Ledbetter admits in her letter to Leahy that “for some time I had suspected that I was getting paid less than men.” But, she adds, when she told her manager about this, he denied any discrimination.

However, Ledbetter’s sworn testimony was not that she “suspected” she was making less than comparable males. She testified that she knew by 1992 that her pay was lower than her peers and that she learned about the amount of the difference “probably about 1994 and ’95.” She also testified that In 1995, she spoke with her supervisor about her pay and “told him at that time that I knew definitely that they were all making a thousand at least more per month than I was and that I would like to get in line.”

It may well be that Ledbetter’s supervisor denied that she made less than male employees. But a plaintiff cannot delay the filing of a lawsuit or a complaint until the defendant admits wrongdoing.

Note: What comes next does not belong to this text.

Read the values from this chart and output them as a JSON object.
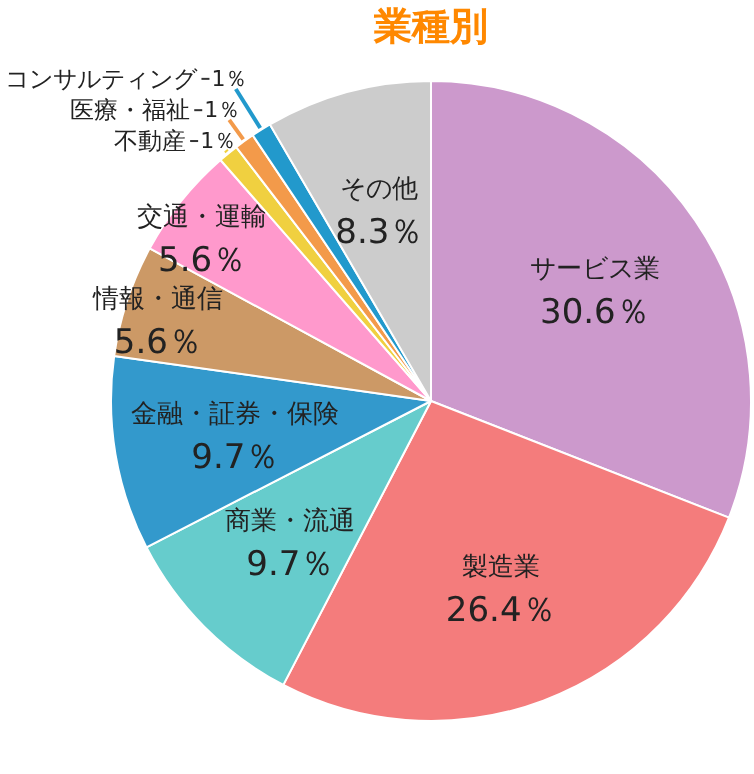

That, of course, is why Ledbetter never argued to the Supreme Court that her failure to go to the EEOC until 1998 was excused by lack of information about how her pay compared to similarly situated males. This argument has been conjured up, after the fact. And it has been made only in a political context, where it is far more difficult to expose and where Ledbetter’s Democratic handlers can run interference for her, as they are trying to do now.

Ledbetter, in sum, is not an injured party in the Kagan confirmation hearings. She is instead an offending party — her offense being a disregard for the truth.

If Chairman Leahy thinks otherwise, let him hold a special hearing on “the Ledbetter decision and ‘judicial activism,'” and have Ledbetter testify alongside Whelan and/or Alt. And let Leahy stick around this time for the fun.